Welcome to the CommanderGPT repository! This project harnesses the power of OpenAI's GPT-3.5 language model to enable seamless automation of your desktop tasks using voice commands. With a simple voice instruction, you can effortlessly control your desktop environment and accomplish a wide range of automation tasks.
Easy Voice Control: Command your desktop by speaking naturally. Use the provided hotword "commander" to activate the script, and effortlessly issue voice commands for various actions.
Bash Script Generation: The script leverages OpenAI's GPT-3.5 model to generate precise Bash scripts based on your voice commands. These scripts act as the bridge between your voice instructions and desktop automation.
Versatile Automation: Open applications, navigate through menus, simulate keyboard and mouse inputs, perform web searches, write code, save documents, and execute them — all through intuitive voice commands.
Interactive and Voice Modes: Switch between interactive mode, where you can enter commands directly, and voice mode, which allows for a more natural and hands-free interaction.
Enhanced Desktop Integration: The script intelligently switches between windows and ensures the appropriate actions are performed in the correct desktop environment.
Threat Intelligence: If the command will likely cause harm to your computer, It will ask you If you would like to proceed. You can adjust Threat barrier level.
Cross Platform: Works on Linux & Mac & Windows.
To utilize this CommanderGPT, ensure the following dependencies are installed.
Linux:
python3-devel
python-pyaudio
espeak
Mac:
Windows:
You will also need an OpenAI API key.
Clone this repository to your local machine.
Install the required dependencies by running the following command:
pip install -r requirements.txt
Rename config.yml.example
to config.yml
and Update the file with your OpenAI API key. You can customize other parameters if needed.
Execute the script using the following command:
python main.py
The script will actively listen for voice commands. Alternatively, you can switch to interactive mode by pressing the executing script with --interactive True
arg and typing commands manually.
Use the hotword "commander" to activate the script and provide voice commands. For example, say "commander, open the web browser" to launch the web browser.
The script utilizes OpenAI's GPT-3.5 model to generate Bash scripts based on your voice commands. These scripts will be executed, automating the desired tasks on your desktop environment.
To exit the script, either type "quit" or "exit," or say the hotword followed by "quit" or "exit" (e.g., "commander, exit").

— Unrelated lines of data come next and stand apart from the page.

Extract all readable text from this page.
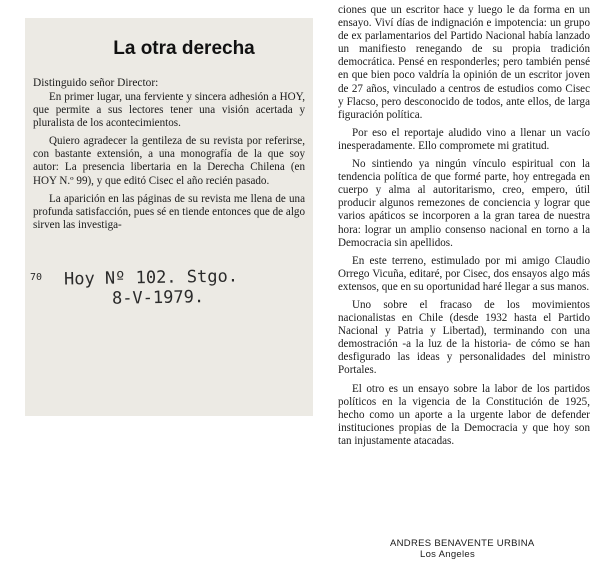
La otra derecha
Distinguido señor Director:

En primer lugar, una ferviente y sincera adhesión a HOY, que permite a sus lectores tener una visión acertada y pluralista de los acontecimientos.

Quiero agradecer la gentileza de su revista por referirse, con bastante extensión, a una monografía de la que soy autor: La presencia libertaria en la Derecha Chilena (en HOY N.º 99), y que editó Cisec el año recién pasado.

La aparición en las páginas de su revista me llena de una profunda satisfacción, pues sé en tiende entonces que de algo sirven las investiga-

70 Hoy Nº 102. Stgo.
8-V-1979.

ciones que un escritor hace y luego le da forma en un ensayo. Viví días de indignación e impotencia: un grupo de ex parlamentarios del Partido Nacional había lanzado un manifiesto renegando de su propia tradición democrática. Pensé en responderles; pero también pensé en que bien poco valdría la opinión de un escritor joven de 27 años, vinculado a centros de estudios como Cisec y Flacso, pero desconocido de todos, ante ellos, de larga figuración política.

Por eso el reportaje aludido vino a llenar un vacío inesperadamente. Ello compromete mi gratitud.

No sintiendo ya ningún vínculo espiritual con la tendencia política de que formé parte, hoy entregada en cuerpo y alma al autoritarismo, creo, empero, útil producir algunos remezones de conciencia y lograr que varios apáticos se incorporen a la gran tarea de nuestra hora: lograr un amplio consenso nacional en torno a la Democracia sin apellidos.

En este terreno, estimulado por mi amigo Claudio Orrego Vicuña, editaré, por Cisec, dos ensayos algo más extensos, que en su oportunidad haré llegar a sus manos.

Uno sobre el fracaso de los movimientos nacionalistas en Chile (desde 1932 hasta el Partido Nacional y Patria y Libertad), terminando con una demostración -a la luz de la historia- de cómo se han desfigurado las ideas y personalidades del ministro Portales.

El otro es un ensayo sobre la labor de los partidos políticos en la vigencia de la Constitución de 1925, hecho como un aporte a la urgente labor de defender instituciones propias de la Democracia y que hoy son tan injustamente atacadas.

ANDRES BENAVENTE URBINA
Los Angeles
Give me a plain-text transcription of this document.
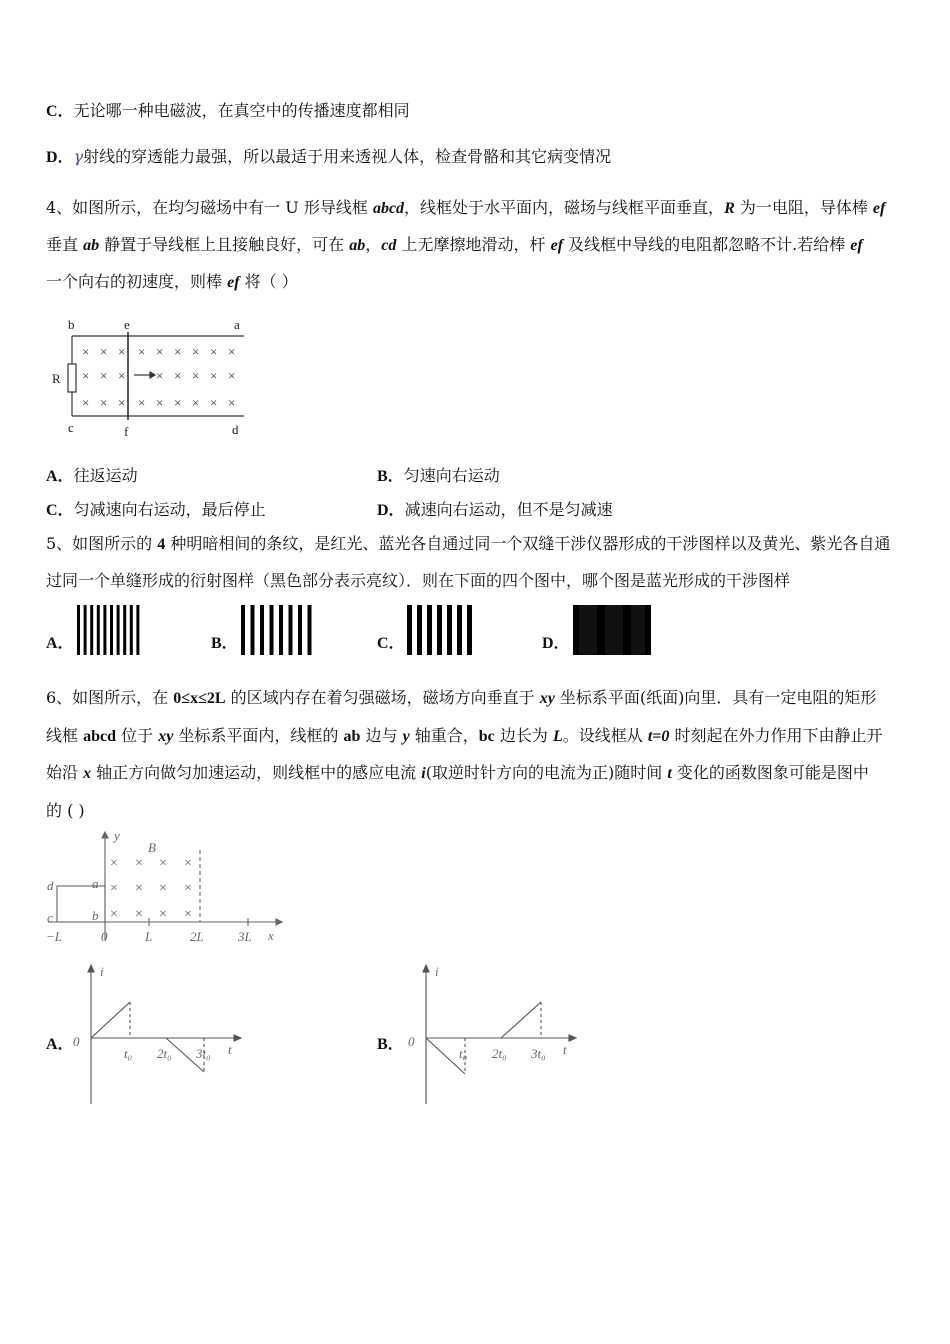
C．无论哪一种电磁波，在真空中的传播速度都相同
D．γ射线的穿透能力最强，所以最适于用来透视人体，检查骨骼和其它病变情况
4、如图所示，在均匀磁场中有一 U 形导线框 abcd，线框处于水平面内，磁场与线框平面垂直，R 为一电阻，导体棒 ef
垂直 ab 静置于导线框上且接触良好，可在 ab，cd 上无摩擦地滑动，杆 ef 及线框中导线的电阻都忽略不计.若给棒 ef
一个向右的初速度，则棒 ef 将（ ）
b	e	a
R
c	f	d
× × × × × × × × ×
× × × × × × × ×
× × × × × × × × ×
A．往返运动	B．匀速向右运动
C．匀减速向右运动，最后停止	D．减速向右运动，但不是匀减速
5、如图所示的 4 种明暗相间的条纹，是红光、蓝光各自通过同一个双缝干涉仪器形成的干涉图样以及黄光、紫光各自通
过同一个单缝形成的衍射图样（黑色部分表示亮纹）．则在下面的四个图中，哪个图是蓝光形成的干涉图样
A．	B．	C．	D．
6、如图所示，在 0≤x≤2L 的区域内存在着匀强磁场，磁场方向垂直于 xy 坐标系平面(纸面)向里．具有一定电阻的矩形
线框 abcd 位于 xy 坐标系平面内，线框的 ab 边与 y 轴重合，bc 边长为 L。设线框从 t=0 时刻起在外力作用下由静止开
始沿 x 轴正方向做匀加速运动，则线框中的感应电流 i(取逆时针方向的电流为正)随时间 t 变化的函数图象可能是图中
的 ( )
y
B
d	a
c	b
−L	0	L	2L	3L x
× × × ×
× × × ×
× × × ×
A．
i
0
t₀ 2t₀ 3t₀ t	B．
i
0
t₀ 2t₀ 3t₀ t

Here are a few examples of voice commands you can use:
Example 1: Open Firefox, open a new tab, and search for a Python tutorial.
Example 2: Launch the Cheese App and take a picture.
Example 3: Open LibreOffice Writer, compose a Shakespearean poem, and save the document.
Feel free to experiment with different commands and explore the limitless possibilities of CommanderGPT!
https://github.com/theonlyfoxy/CommanderGPT/assets/12250394/8bed8d6f-46bb-4444-87a9-f015bcb9fbb4
Click the above to watch a video example showcasing the CommanderGPT in action.
Feedback from Desktop: Improve the script to capture and process feedback from the desktop environment, enhancing the accuracy and reliability of voice commands and automation tasks. (PyAutoGUI LocateonScreen, Teseract OCR & Current Mouse Position Relative to Button, Change X/Y Cordinates Based on Screenshot)
Additional Features: Explore and implement additional features to expand the capabilities of the CommanderGPT system.
This code is licensed under the MIT License.